Radicación nº 13001-22-13-000-2025-00147-01 OCTAVIO AUGUSTO TEJEIRO DUQUE Magistrado ponente STC6691-2025 Radicación nº 13001-22-13-000-2025-00147-01 (Aprobado en sesión de 9 de mayo de dos mil veinticinco) Bogotá, D.C., nueve (9) de mayo de dos mil veinticinco (2025). Se resuelve la impugnación interpuesta por Rocío de Jesús Padrón Tuiran frente a la sentencia proferida el 26 de marzo de 2025 por la Sala Civil Familia del Tribunal Superior del Distrito Judicial de Cartagena, en la acción de tutela que instauró contra el Juzgado Segundo Civil del Circuito de la misma ciudad, extensiva a las partes e intervinientes en el litigio bajo el radicado No. 13001-31-03-002-2018-00345-00.

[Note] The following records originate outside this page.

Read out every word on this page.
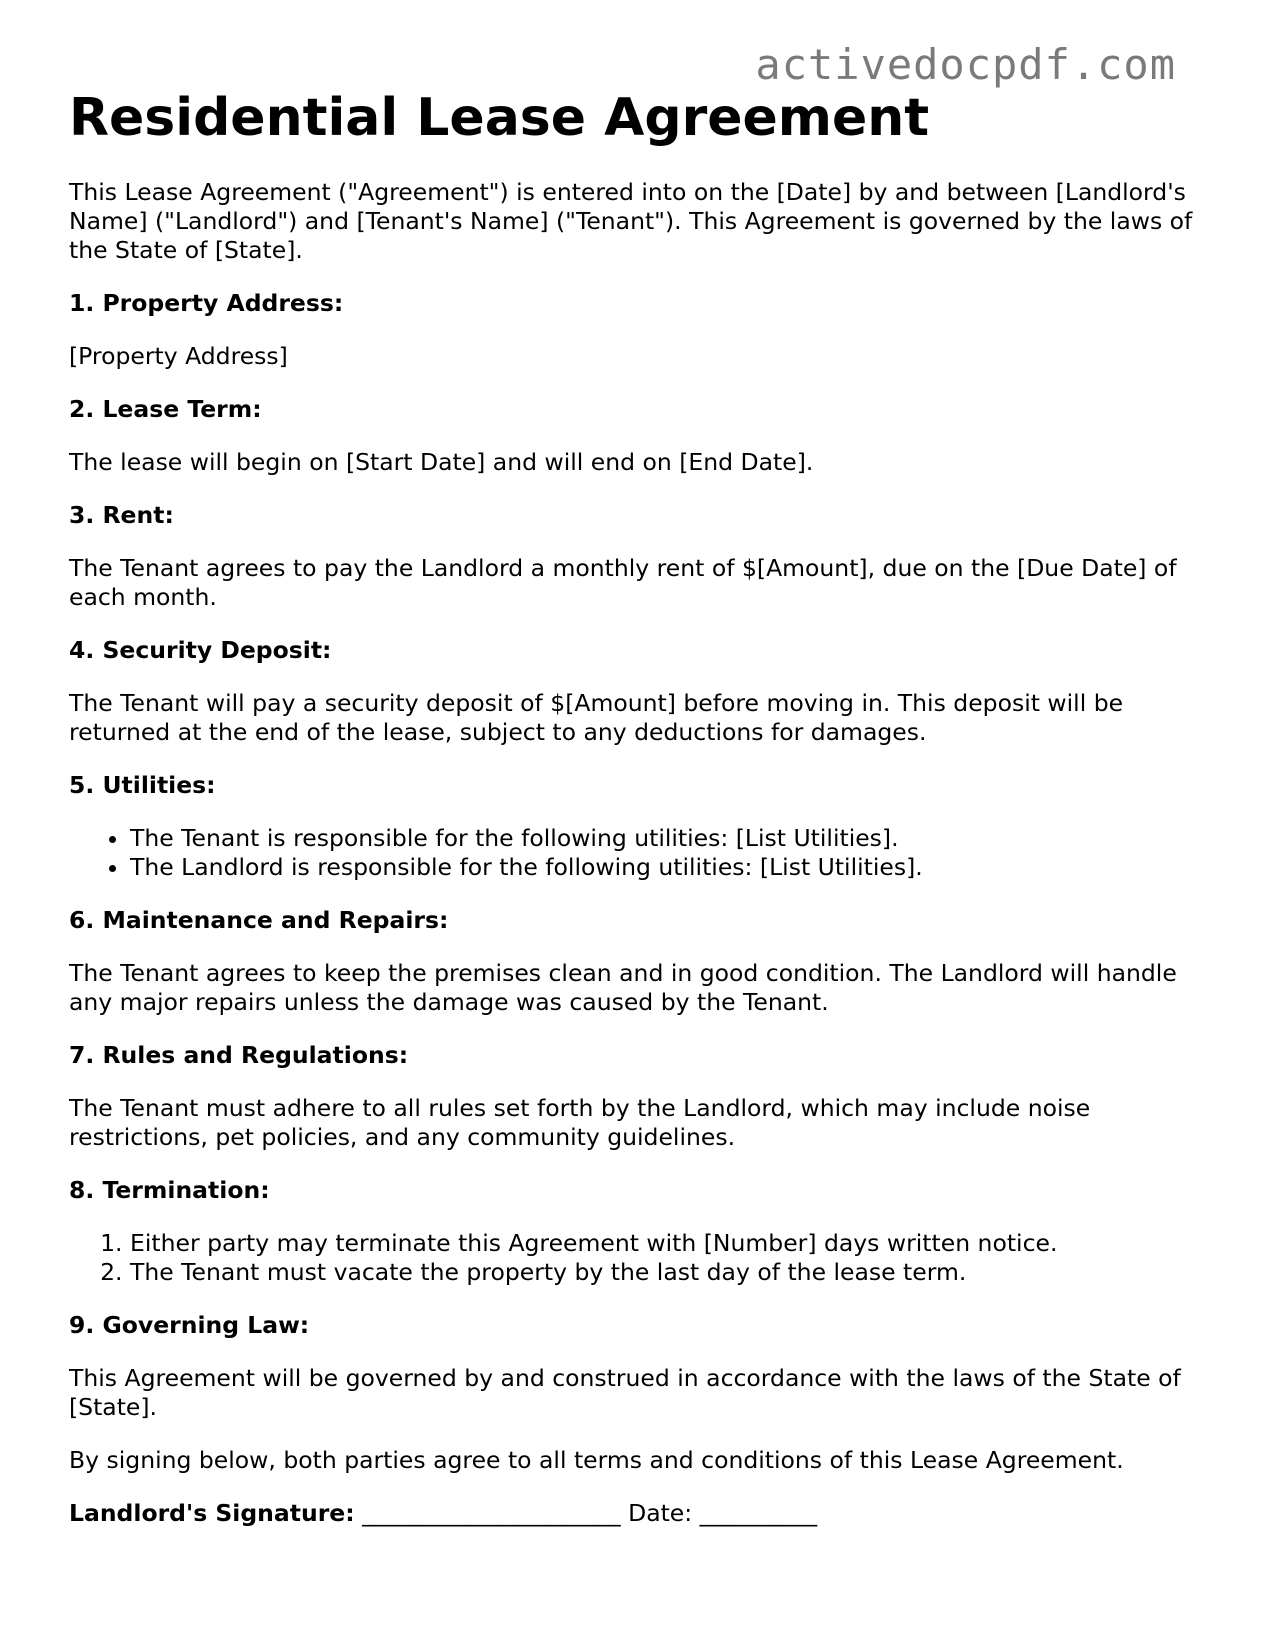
activedocpdf.com
Residential Lease Agreement

This Lease Agreement ("Agreement") is entered into on the [Date] by and between [Landlord's Name] ("Landlord") and [Tenant's Name] ("Tenant"). This Agreement is governed by the laws of the State of [State].

1. Property Address:

[Property Address]

2. Lease Term:

The lease will begin on [Start Date] and will end on [End Date].

3. Rent:

The Tenant agrees to pay the Landlord a monthly rent of $[Amount], due on the [Due Date] of each month.

4. Security Deposit:

The Tenant will pay a security deposit of $[Amount] before moving in. This deposit will be returned at the end of the lease, subject to any deductions for damages.

5. Utilities:

• The Tenant is responsible for the following utilities: [List Utilities].
• The Landlord is responsible for the following utilities: [List Utilities].

6. Maintenance and Repairs:

The Tenant agrees to keep the premises clean and in good condition. The Landlord will handle any major repairs unless the damage was caused by the Tenant.

7. Rules and Regulations:

The Tenant must adhere to all rules set forth by the Landlord, which may include noise restrictions, pet policies, and any community guidelines.

8. Termination:

1. Either party may terminate this Agreement with [Number] days written notice.
2. The Tenant must vacate the property by the last day of the lease term.

9. Governing Law:

This Agreement will be governed by and construed in accordance with the laws of the State of [State].

By signing below, both parties agree to all terms and conditions of this Lease Agreement.

Landlord's Signature: ______________________ Date: __________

ANTECEDENTES 1.- La gestora pidió que se ordene al juzgado convocado a resolver el recurso de reposición que interpuso contra el auto de 29 de noviembre de 2024, mediante el cual se aprobó la liquidación de costas y agencias en derecho dentro del juicio objeto de revisión. Adujo, en síntesis, para lo que aquí importa, que ante el despacho accionado cursa el referido proceso declarativo de simulación en el que figura como apoderada de la parte demandada.
Informó que, dicha autoridad judicial mediante proveído de 29 de noviembre de 2024, «procede a realizar la liquidación de las costas, señalando como agencias en derecho de primera instancia a favor de la parte demandada la suma de $101.606.497,oo equivalente al 3,7% del valor de la cuantía de la demanda». Inconforme, interpuso recurso de reposición y en subsidio apelación por cuanto no se tuvo en cuenta que la demanda había sido reformada «y la cuantía de las pretensiones había sido fijadas en $4.146.023.000».

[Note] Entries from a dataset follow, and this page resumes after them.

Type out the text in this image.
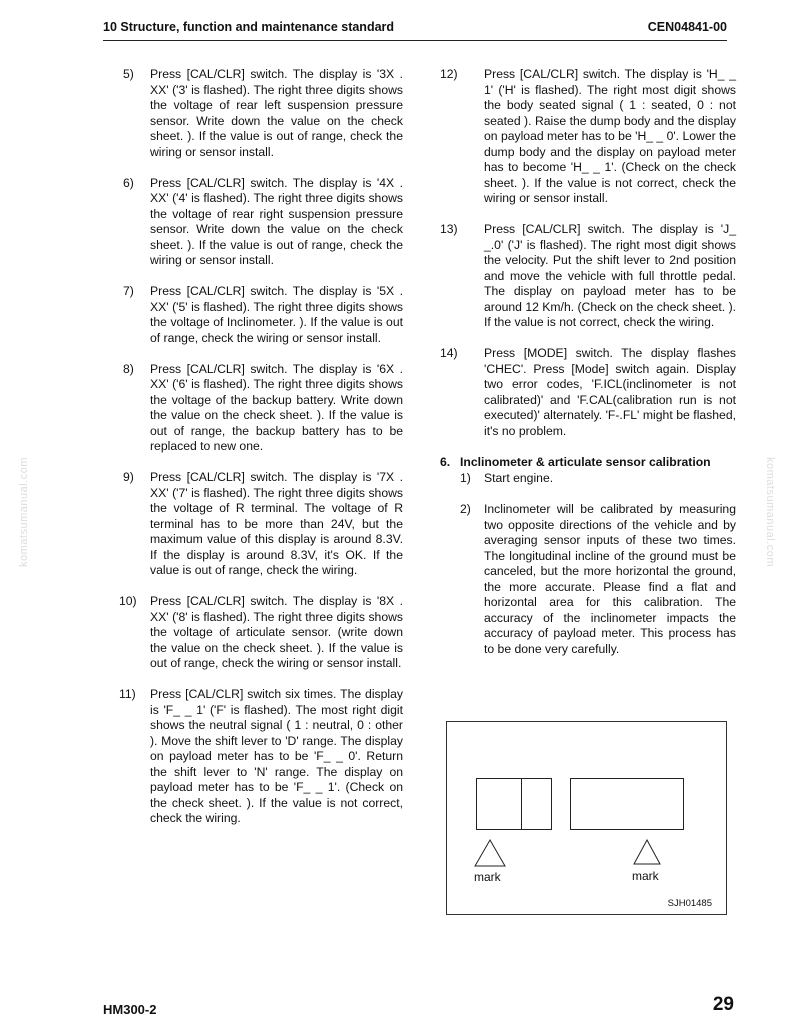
10 Structure, function and maintenance standard	CEN04841-00
5) Press [CAL/CLR] switch. The display is '3X . XX' ('3' is flashed). The right three digits shows the voltage of rear left suspension pressure sensor. Write down the value on the check sheet. ). If the value is out of range, check the wiring or sensor install.
6) Press [CAL/CLR] switch. The display is '4X . XX' ('4' is flashed). The right three digits shows the voltage of rear right suspension pressure sensor. Write down the value on the check sheet. ). If the value is out of range, check the wiring or sensor install.
7) Press [CAL/CLR] switch. The display is '5X . XX' ('5' is flashed). The right three digits shows the voltage of Inclinometer. ). If the value is out of range, check the wiring or sensor install.
8) Press [CAL/CLR] switch. The display is '6X . XX' ('6' is flashed). The right three digits shows the voltage of the backup battery. Write down the value on the check sheet. ). If the value is out of range, the backup battery has to be replaced to new one.
9) Press [CAL/CLR] switch. The display is '7X . XX' ('7' is flashed). The right three digits shows the voltage of R terminal. The voltage of R terminal has to be more than 24V, but the maximum value of this display is around 8.3V. If the display is around 8.3V, it's OK. If the value is out of range, check the wiring.
10) Press [CAL/CLR] switch. The display is '8X . XX' ('8' is flashed). The right three digits shows the voltage of articulate sensor. (write down the value on the check sheet. ). If the value is out of range, check the wiring or sensor install.
11) Press [CAL/CLR] switch six times. The display is 'F_ _ 1' ('F' is flashed). The most right digit shows the neutral signal ( 1 : neutral, 0 : other ). Move the shift lever to 'D' range. The display on payload meter has to be 'F_ _ 0'. Return the shift lever to 'N' range. The display on payload meter has to be 'F_ _ 1'. (Check on the check sheet. ). If the value is not correct, check the wiring.
12) Press [CAL/CLR] switch. The display is 'H_ _ 1' ('H' is flashed). The right most digit shows the body seated signal ( 1 : seated, 0 : not seated ). Raise the dump body and the display on payload meter has to be 'H_ _ 0'. Lower the dump body and the display on payload meter has to become 'H_ _ 1'. (Check on the check sheet. ). If the value is not correct, check the wiring or sensor install.
13) Press [CAL/CLR] switch. The display is 'J_ _.0' ('J' is flashed). The right most digit shows the velocity. Put the shift lever to 2nd position and move the vehicle with full throttle pedal. The display on payload meter has to be around 12 Km/h. (Check on the check sheet. ). If the value is not correct, check the wiring.
14) Press [MODE] switch. The display flashes 'CHEC'. Press [Mode] switch again. Display two error codes, 'F.ICL(inclinometer is not calibrated)' and 'F.CAL(calibration run is not executed)' alternately. 'F-.FL' might be flashed, it's no problem.
6. Inclinometer & articulate sensor calibration
1) Start engine.
2) Inclinometer will be calibrated by measuring two opposite directions of the vehicle and by averaging sensor inputs of these two times. The longitudinal incline of the ground must be canceled, but the more horizontal the ground, the more accurate. Please find a flat and horizontal area for this calibration. The accuracy of the inclinometer impacts the accuracy of payload meter. This process has to be done very carefully.
mark	mark
SJH01485
komatsumanual.com	komatsumanual.com
HM300-2	29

Se dolió de la presunta mora judicial por parte del querellado, ya que, a la fecha de la interposición del amparo, no había resuelto el referido medio de impugnación. 2.- El Juzgado Segundo Civil del Circuito de Cartagena hizo un recuento de las actuaciones a su cargo y defendió la respectiva legalidad. Frente al remedio horizontal objeto de censura, indicó que la accionante usa la acción de tutela como medio de impulso para su resolución. Fidel José Torres Navarro, German Torres Navarro y Camilo Rafael Torres Navarro refutaron los argumentos de la promotora e instaron a la improcedencia del amparo. 3.- El Tribunal declaró improcedente el resguardo porque la impulsora no es la titular de los derechos cuya infracción invoca, ni aportó poder especial que habilite su mediación en este asunto particular. 4.- La libelista impugnó el desenlace.

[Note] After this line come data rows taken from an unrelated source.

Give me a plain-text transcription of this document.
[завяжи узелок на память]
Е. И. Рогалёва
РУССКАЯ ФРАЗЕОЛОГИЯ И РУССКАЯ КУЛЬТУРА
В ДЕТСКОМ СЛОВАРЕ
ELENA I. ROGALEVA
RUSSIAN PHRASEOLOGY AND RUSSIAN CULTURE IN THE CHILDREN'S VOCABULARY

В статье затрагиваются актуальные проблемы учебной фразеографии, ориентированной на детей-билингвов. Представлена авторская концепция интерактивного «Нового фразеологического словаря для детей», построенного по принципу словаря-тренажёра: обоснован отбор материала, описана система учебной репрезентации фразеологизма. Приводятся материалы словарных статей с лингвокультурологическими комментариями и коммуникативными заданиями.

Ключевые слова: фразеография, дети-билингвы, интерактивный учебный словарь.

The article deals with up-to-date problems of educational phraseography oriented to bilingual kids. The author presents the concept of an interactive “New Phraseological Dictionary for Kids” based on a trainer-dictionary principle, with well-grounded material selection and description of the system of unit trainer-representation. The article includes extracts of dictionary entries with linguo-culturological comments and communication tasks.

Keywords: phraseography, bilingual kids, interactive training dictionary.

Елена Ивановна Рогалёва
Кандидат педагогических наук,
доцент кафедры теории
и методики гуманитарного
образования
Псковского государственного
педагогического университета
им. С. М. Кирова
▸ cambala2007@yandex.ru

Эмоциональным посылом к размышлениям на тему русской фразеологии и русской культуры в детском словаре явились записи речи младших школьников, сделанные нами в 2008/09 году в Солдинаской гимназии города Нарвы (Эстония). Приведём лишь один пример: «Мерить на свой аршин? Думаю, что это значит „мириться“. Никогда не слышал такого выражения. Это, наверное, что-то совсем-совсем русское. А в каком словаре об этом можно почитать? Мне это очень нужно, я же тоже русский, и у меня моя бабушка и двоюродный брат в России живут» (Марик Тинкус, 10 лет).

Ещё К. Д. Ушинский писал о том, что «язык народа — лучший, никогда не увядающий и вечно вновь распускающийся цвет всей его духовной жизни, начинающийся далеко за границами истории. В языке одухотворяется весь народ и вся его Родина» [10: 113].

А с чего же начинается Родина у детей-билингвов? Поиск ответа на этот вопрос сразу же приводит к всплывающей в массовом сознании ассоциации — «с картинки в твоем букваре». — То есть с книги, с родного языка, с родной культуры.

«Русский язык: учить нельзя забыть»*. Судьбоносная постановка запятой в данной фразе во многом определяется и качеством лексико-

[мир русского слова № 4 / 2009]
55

Arguyó que la vulneración alegada comprende la fijación de las agencias en derecho «lo cual se constituye en los honorarios profesionales, formando parte del patrimonio de la suscrita como apoderada judicial», lo que, a su sentir, le permite «tener legitimación como parte activa para interponer la acción de tutela». CONSIDERACIONES El veredicto impugnado será confirmado, toda vez que la accionante no es el titular de los derechos invocados en su escrito de tutela y no aportó el poder especial que le fuere otorgado para intentar este auxilio, de lo que se deriva su falta de legitimación en la causa por activa.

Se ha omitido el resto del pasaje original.